Hoy, sin duda, se juega mucho más que en aquellas internas, ya que soy espectadora de las elecciones generales, en las que un candidato conservador en términos culturales y en economía, y zigzagueante, pero siempre agresivo, en política internacional, enfrenta a Obama, que lleva en su discurso a las mujeres y, al mismo tiempo, mantuvo y mantendrá el liderazgo internacional dentro de un marco de fuerza y "sensatez" (no estoy muy segura del contenido de ninguna de las dos palabras al escribirlas). Es decir, se conducirá como un presidente norteamericano, no aventurero pero inflexible.

Cuando pregunto por Romney, me contestan: "Ese hombre es un desastre". Acostumbrada a las parrafadas de la opinión argentina, me quedo esperando.

Pero ya sé, desde hace años, que la conversación no sigue mucho más, salvo que mi interlocutor sea un especialista. Los que hablan de las elecciones a la manera latinoamericana son, naturalmente, mis interlocutores de ese origen. Hablamos como una etnia en la que se discurre de religión o de magia o de economía doméstica del mismo modo.

Dispuesta a corregir estas impresiones, hace unos días, exactamente el lunes en que tuvo lugar el último debate por las presidenciales, compré una entrada en la Harvard Bookstore y, dos horas antes de la trasmisión, fui al cine donde iba a tener lugar un panel con la jefa de política internacional del Boston Globe, un especialista en derecho público y un periodista de una radio importante.

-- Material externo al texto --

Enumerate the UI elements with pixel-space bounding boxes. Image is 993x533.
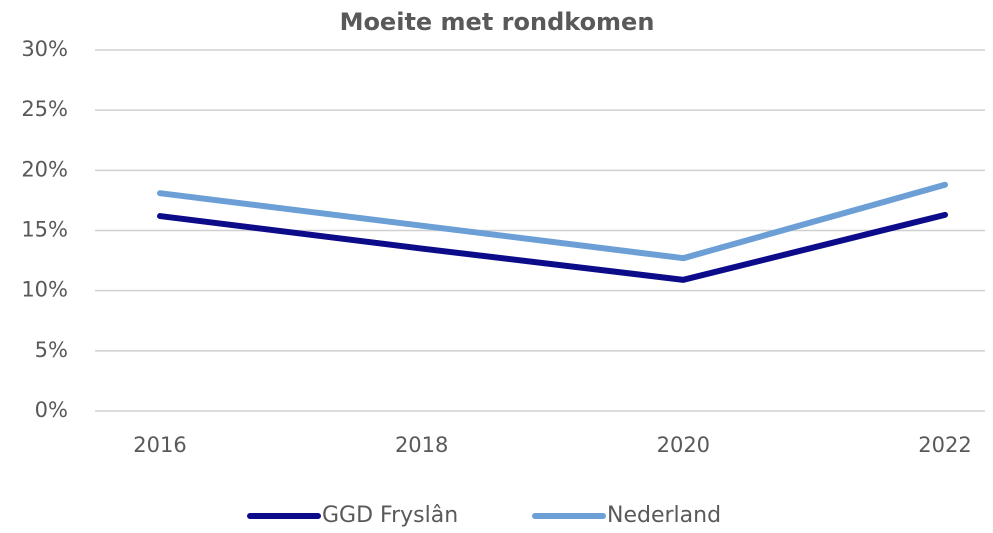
x-tick-label: 2022 bbox=[918, 433, 971, 457]
x-tick-label: 2018 bbox=[395, 433, 448, 457]
x-tick-label: 2016 bbox=[133, 433, 186, 457]
legend-label: GGD Fryslân bbox=[322, 503, 458, 528]
x-tick-label: 2020 bbox=[657, 433, 710, 457]
y-tick-label: 20% bbox=[21, 157, 68, 181]
y-tick-label: 5% bbox=[35, 338, 68, 362]
y-tick-label: 25% bbox=[21, 97, 68, 121]
series-line bbox=[157, 181, 948, 262]
chart-title: Moeite met rondkomen bbox=[340, 8, 655, 36]
y-tick-label: 0% bbox=[35, 398, 68, 422]
y-tick-label: 10% bbox=[21, 278, 68, 302]
y-tick-label: 30% bbox=[21, 37, 68, 61]
y-tick-label: 15% bbox=[21, 218, 68, 242]
legend-label: Nederland bbox=[607, 503, 721, 528]
series-line bbox=[157, 211, 948, 283]
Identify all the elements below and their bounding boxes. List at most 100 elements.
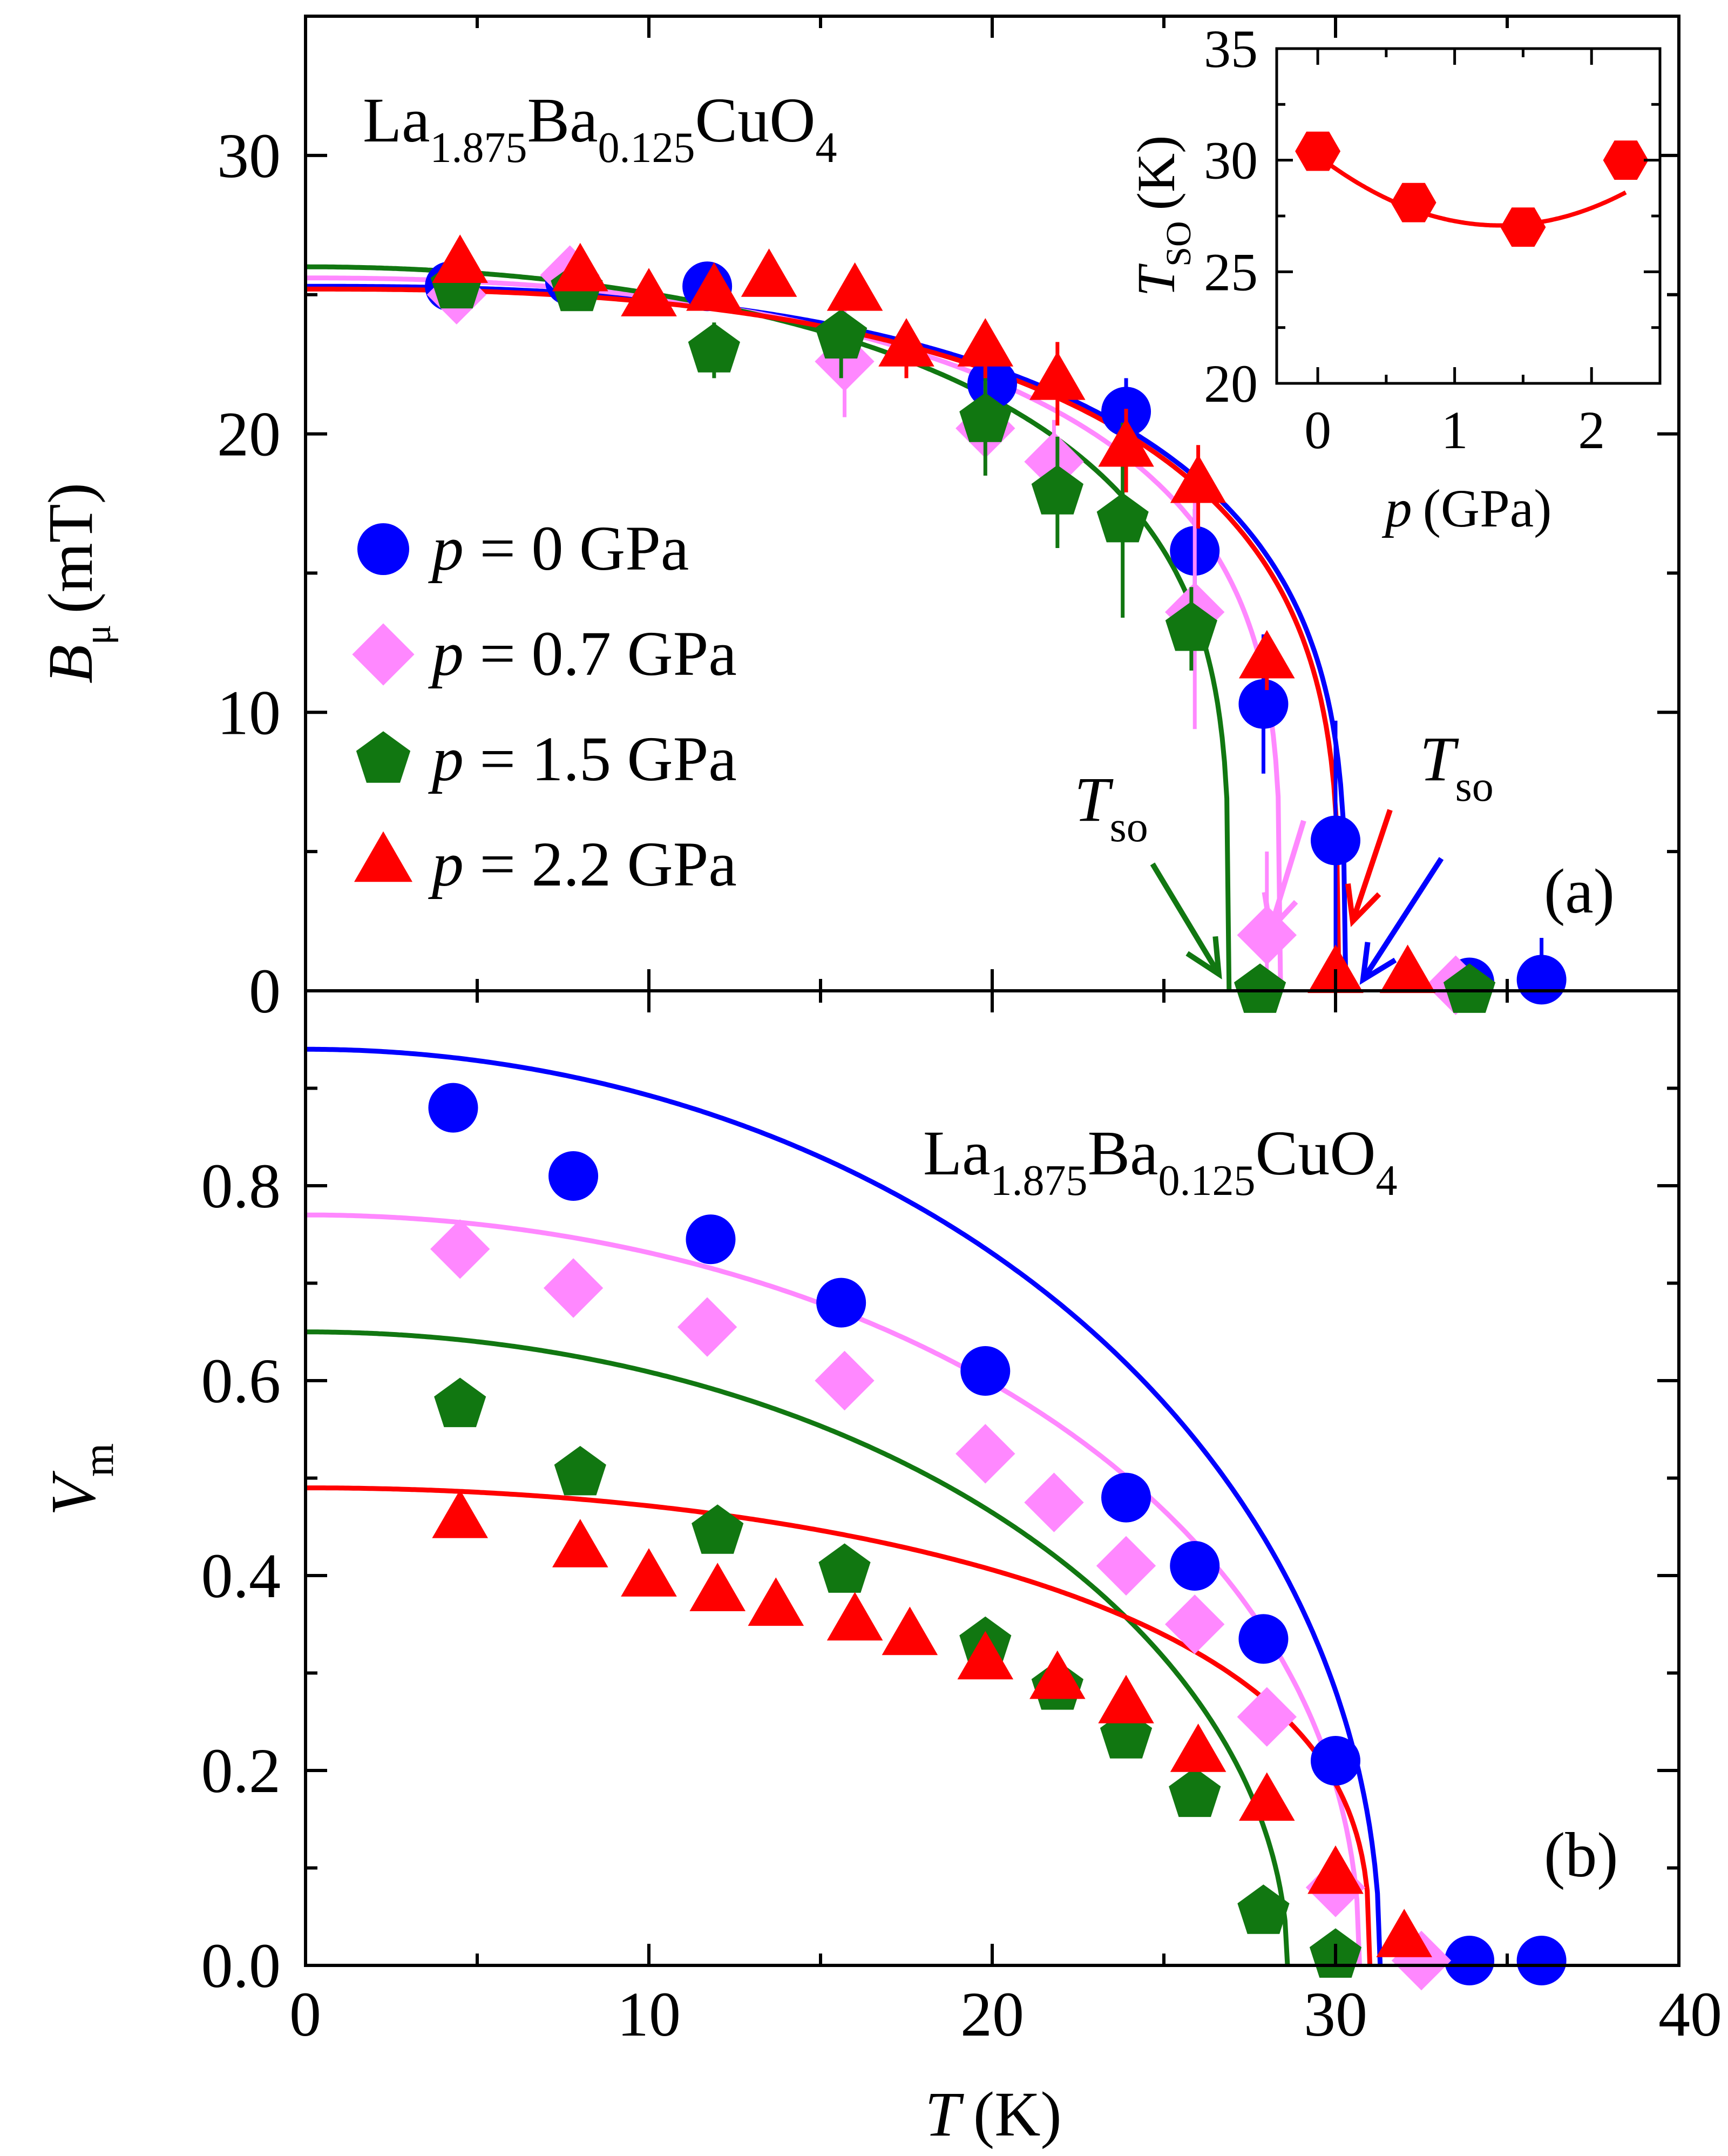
panel-a-y-label: Bμ(mT) — [35, 483, 119, 684]
panel-b-label: (b) — [1544, 1820, 1618, 1890]
legend-marker-1 — [352, 623, 415, 686]
x-tick-label: 40 — [1658, 1979, 1722, 2050]
data-point-b-s3 — [552, 1519, 608, 1567]
data-point-s3 — [1239, 630, 1295, 679]
data-point-s2 — [1096, 492, 1149, 543]
data-point-b-s1 — [543, 1258, 604, 1318]
data-point-b-s1 — [1165, 1594, 1225, 1654]
data-point-b-s3 — [1307, 1845, 1364, 1894]
data-point-s3 — [1170, 454, 1226, 503]
fit-curve-b-0 — [306, 1046, 1383, 1966]
panel-a-data-points — [425, 234, 1567, 1015]
data-point-b-s2 — [692, 1504, 744, 1554]
data-point-s2 — [1165, 601, 1217, 651]
svg-text:TSO(K): TSO(K) — [1126, 136, 1198, 297]
data-point-b-s0 — [960, 1346, 1011, 1396]
data-point-s3 — [1029, 351, 1086, 400]
data-point-b-s2 — [1237, 1884, 1290, 1934]
inset-ticks: 20 25 30 35 0 1 2 — [1204, 19, 1660, 460]
panel-a-tso-arrows — [1150, 809, 1444, 985]
panel-b: 0.0 0.2 0.4 0.6 0.8 0 10 20 30 40 La1.875Ba0.125C… — [38, 989, 1722, 2150]
x-tick-label: 30 — [1304, 1979, 1367, 2050]
inset-data-points — [1295, 131, 1649, 247]
legend-entry: p = 2.2 GPa — [428, 829, 737, 900]
data-point-s1 — [1024, 431, 1084, 492]
data-point-b-s1 — [956, 1424, 1015, 1484]
tso-arrow-p15 — [1150, 862, 1222, 979]
inset-x-label: p (GPa) — [1382, 478, 1552, 538]
data-point-s0 — [967, 359, 1017, 409]
data-point-s2 — [1234, 963, 1286, 1013]
data-point-b-s0 — [428, 1083, 478, 1133]
legend-marker-3 — [354, 831, 412, 882]
y-tick-label: 0 — [249, 956, 281, 1026]
svg-text:Bμ(mT): Bμ(mT) — [35, 483, 119, 684]
legend-marker-0 — [357, 523, 409, 575]
data-point-s2 — [1031, 465, 1083, 515]
y-tick-label: 30 — [217, 120, 281, 191]
x-tick-label: 0 — [289, 1979, 321, 2050]
data-point-b-s3 — [957, 1631, 1014, 1680]
data-point-s0 — [1238, 679, 1289, 729]
data-point-s3 — [552, 242, 608, 292]
tso-arrow-p07 — [1262, 820, 1306, 936]
data-point-s0 — [1311, 815, 1360, 866]
x-tick-label: 20 — [960, 1979, 1024, 2050]
data-point-s2 — [1443, 963, 1496, 1013]
y-tick-label: 10 — [217, 677, 281, 748]
inset: 20 25 30 35 0 1 2 TSO(K) p (GPa) — [1126, 19, 1662, 538]
y-tick-label: 20 — [217, 399, 281, 470]
data-point-b-s0 — [686, 1214, 736, 1265]
data-point-b-s3 — [432, 1489, 488, 1538]
inset-data-point — [1295, 131, 1341, 171]
y-tick-label: 0.6 — [201, 1346, 281, 1416]
svg-text:Vm: Vm — [38, 1443, 123, 1516]
legend-marker-2 — [356, 731, 411, 783]
data-point-s3 — [826, 262, 883, 311]
legend: p = 0 GPa p = 0.7 GPa p = 1.5 GPa p = 2.2 G… — [352, 513, 737, 900]
inset-y-tick-label: 35 — [1204, 19, 1258, 79]
inset-data-point — [1391, 183, 1436, 222]
data-point-b-s3 — [748, 1577, 804, 1626]
tso-arrow-p0 — [1359, 857, 1444, 985]
data-point-b-s0 — [548, 1151, 599, 1201]
inset-y-label: TSO(K) — [1126, 136, 1198, 297]
data-point-s2 — [959, 393, 1012, 442]
data-point-b-s0 — [1101, 1472, 1151, 1523]
data-point-b-s2 — [554, 1445, 606, 1496]
tso-annotation-right: Tso — [1420, 724, 1494, 810]
data-point-b-s1 — [1237, 1687, 1297, 1747]
data-point-s3 — [1307, 944, 1364, 993]
panel-a-title: La1.875Ba0.125CuO4 — [363, 85, 837, 172]
inset-x-tick-label: 1 — [1441, 400, 1468, 460]
data-point-s3 — [621, 268, 677, 316]
inset-x-tick-label: 2 — [1578, 400, 1605, 460]
data-point-s2 — [815, 309, 868, 359]
data-point-b-s3 — [689, 1563, 746, 1611]
y-tick-label: 0.8 — [201, 1151, 281, 1221]
data-point-s3 — [432, 234, 488, 283]
data-point-s0 — [1516, 955, 1567, 1005]
inset-fit-curve-line — [1316, 154, 1627, 228]
data-point-b-s3 — [1029, 1650, 1086, 1699]
data-point-b-s3 — [1376, 1909, 1432, 1957]
tso-annotation-left: Tso — [1074, 764, 1148, 851]
data-point-b-s3 — [826, 1592, 883, 1641]
inset-y-tick-label: 20 — [1204, 354, 1258, 414]
data-point-b-s3 — [1170, 1724, 1226, 1772]
data-point-b-s1 — [815, 1350, 875, 1411]
data-point-b-s3 — [1098, 1674, 1154, 1724]
data-point-b-s0 — [1516, 1935, 1567, 1985]
data-point-b-s1 — [677, 1297, 737, 1357]
data-point-s2 — [688, 323, 740, 373]
y-tick-label: 0.4 — [201, 1540, 281, 1611]
data-point-b-s3 — [621, 1548, 677, 1597]
data-point-b-s3 — [1239, 1772, 1295, 1821]
inset-x-tick-label: 0 — [1304, 400, 1331, 460]
data-point-s3 — [686, 262, 742, 311]
inset-data-point — [1500, 207, 1546, 247]
data-point-s3 — [741, 248, 797, 297]
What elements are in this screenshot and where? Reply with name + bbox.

La secuencia sería: panel, preguntas del público, trasmisión del debate. La noche me obligó a un ejercicio de relativismo cultural. Entre el panel y el debate, hubo veinte minutos libres; conversé con algunos desconocidos. Todos eran votantes de Obama, todos tenían más de cincuenta años, no todos eran académicos. Estar allí era una forma de apoyo a su candidato, pero nadie estaba nervioso.

Algunos de ellos, en los meses previos, habían tocado timbres para persuadir a la gente de que se inscribiera para votar. Las conversaciones eran del todo razonables. Durante la rueda de preguntas habían demostrado un conocimiento preciso de los encierros de la política exterior en Medio Oriente. Y, dicho sea de paso, Medio Oriente y el terrorismo islámico fueron los únicos temas: cuál es la mejor forma de sostener la alianza inconmovible con Israel, cuál es la mejor forma de salir de los teatros de operaciones militares sin debilitar a los "aliados".

Ni en el panel, ni el debate de los candidatos se mencionó otra zona del planeta (excepto las relacionadas con ese conflicto). Se pasó por China a propósito de los problemas comerciales que Estados Unidos debe enfrentar sin ofender las "buenas relaciones"; no existió el resto de Asia, ni África.

Por supuesto, América latina no fue mencionada una sola vez. Ni siquiera Brasil. Tampoco México, nación con la que Estados Unidos comparte miles de kilómetros de frontera y millones de migrantes.

SOY DE OTRO MUNDO

Acá está la clave de todas mis sensaciones de extrañeza. Soy de Otro Mundo. Cualquier diferencia entre culturas políticas que yo perciba tiene que ver no sólo con la objetividad de dos formas diferentes de tramitar una elección. Más profundamente, está arraigada en mi pertenencia a un espacio que no es primera ni cuarta prioridad en el debate americano. Desde hace casi tres décadas, creo conocer tan bien este país como puede conocerlo una extranjera. Nunca deja de sorprenderme.

Todo lo demás pertenece a una comparación demasiado fácil: acá los presidentes debaten con sus competidores y tienen la obligación de contestar cualquier pregunta, agradeciéndola antes a quien la haya formulado. Si no son capaces de hacerlo, no pueden ser candidatos ni a un club de béisbol de las ligas menores.